Do you have a Twitter handle so I can follow your new game? :slight_smile:

Thanks Torgie. I’m actually NoogyTweet on twitter if you’re interested, although I don’t post very often.

So yeah, I’m still having a bit of trouble with this. I understand the nodes system now, would it be prohibitive to add potentially hundreds of NodeLink2s to stitch up the various level chunks? From what I can tell there’s no additional updating happening when they are added.

I’m also still confused as to how I should be additively loading new areas. I’m assuming I generate/save each raycastGraph in the editor… and then at runtime, when I load in a new level chunk I should (via script) create a new raycastGraph, populate the data from the saved graph file, add it to my, and then populate/scan with nodelink2s? Does this seem terribly inefficient/the wrong way to go about it?

Ok, I think I’m starting to figure things out.

Save pre-generated graphs, and then do a DeserializeGraphsAdditive at runtime to add the byte data to my Astar project. Then RemoveGraph when the asset is no longer necessary.

I see that this will create a null in the graph array, and unfortunately it doesn’t seem to be reusing null spots, rather it just keeps adding to the array. So running back and forth will rack up the array length.

Also a bit confused with how to handle node data. It seems that you will always need to save a pointgraph alongside the raycastGraph (I’m using special jump hotspots for the AI) , and I’m still figuring out how to stitch the graphs together for the AI.

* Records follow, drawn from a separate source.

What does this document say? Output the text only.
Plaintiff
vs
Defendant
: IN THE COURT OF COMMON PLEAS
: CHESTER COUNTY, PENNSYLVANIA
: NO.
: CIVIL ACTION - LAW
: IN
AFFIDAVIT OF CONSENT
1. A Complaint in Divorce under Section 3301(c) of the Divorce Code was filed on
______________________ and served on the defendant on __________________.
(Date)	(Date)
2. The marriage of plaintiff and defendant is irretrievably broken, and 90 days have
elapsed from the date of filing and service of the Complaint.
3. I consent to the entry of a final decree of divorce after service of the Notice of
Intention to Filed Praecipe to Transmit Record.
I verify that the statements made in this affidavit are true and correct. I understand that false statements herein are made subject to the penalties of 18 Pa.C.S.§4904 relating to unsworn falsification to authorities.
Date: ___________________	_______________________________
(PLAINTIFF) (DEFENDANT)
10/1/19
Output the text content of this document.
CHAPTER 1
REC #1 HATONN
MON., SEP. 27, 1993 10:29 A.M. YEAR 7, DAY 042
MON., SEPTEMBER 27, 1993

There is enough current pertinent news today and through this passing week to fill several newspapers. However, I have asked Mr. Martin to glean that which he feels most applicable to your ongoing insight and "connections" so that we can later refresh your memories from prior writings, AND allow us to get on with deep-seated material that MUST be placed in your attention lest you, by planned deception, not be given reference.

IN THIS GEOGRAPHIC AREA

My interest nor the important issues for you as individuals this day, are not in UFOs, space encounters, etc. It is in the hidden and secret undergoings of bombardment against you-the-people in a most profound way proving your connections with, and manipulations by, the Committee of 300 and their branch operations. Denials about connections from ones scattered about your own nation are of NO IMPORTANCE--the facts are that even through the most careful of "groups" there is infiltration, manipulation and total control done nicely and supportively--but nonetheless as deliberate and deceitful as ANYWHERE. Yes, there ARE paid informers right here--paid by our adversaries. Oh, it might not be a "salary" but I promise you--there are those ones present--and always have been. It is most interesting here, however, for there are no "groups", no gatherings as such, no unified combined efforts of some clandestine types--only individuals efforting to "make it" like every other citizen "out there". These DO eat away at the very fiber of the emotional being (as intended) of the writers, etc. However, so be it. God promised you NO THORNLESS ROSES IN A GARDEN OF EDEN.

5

If at all possible, I would recommend that in unity editor, you load all the terrains into a single scene at the same time and then scan the graph and save it to a file/cache it. This will allow you to use a single graph for your game without having to care about loading/unloading different parts of it, pathfinding will also work over much larger distances. Make sure that ‘Use Tiles’ is enabled on the recast graph (this is the default).
Recast graphs use a comparatively small amount of memory even for large worlds (this does of course depends on the world complexity), so this should hopefully not cause any issues memory-wise.

If this is not possible (e.g. due to memory constraints of having everything loaded at once) you could try an alternative approach where you scan an empty graph for your whole world, then load a 3x3 group of terrains around a single terrain and the recalculate the graph around the middle terrain, then you move to the next and so on, unloading/loading terrains as you go (the 3x3 group is required because when recalculating the part in the center, it needs to know how it joins up with its neighbors). When you are done you will have a scanned graph of your whole world which you can save to a file for example. This is slightly trickier to do unfortunately.

You can stitch graphs together using node links as you do, but I don’t recommend it because it losses some information when crossing from one graph to the next (the funnel modifier for example will have to fall back to moving from node-center to node-center where it crosses from one graph to the next).

Recalculating recast graph tiles is quite slow, so usually it is desirable to avoid recalculating large parts of it during runtime. For grid graphs (like in the procedural example) it works well because grid graphs are relatively fast to recalculate.

Yes, the recast graph has a fixed size, but you can recalculate any tiles within it. If you really want to, it is possible with some code to add new tiles dynamically to it, but usually that’s not something you would do.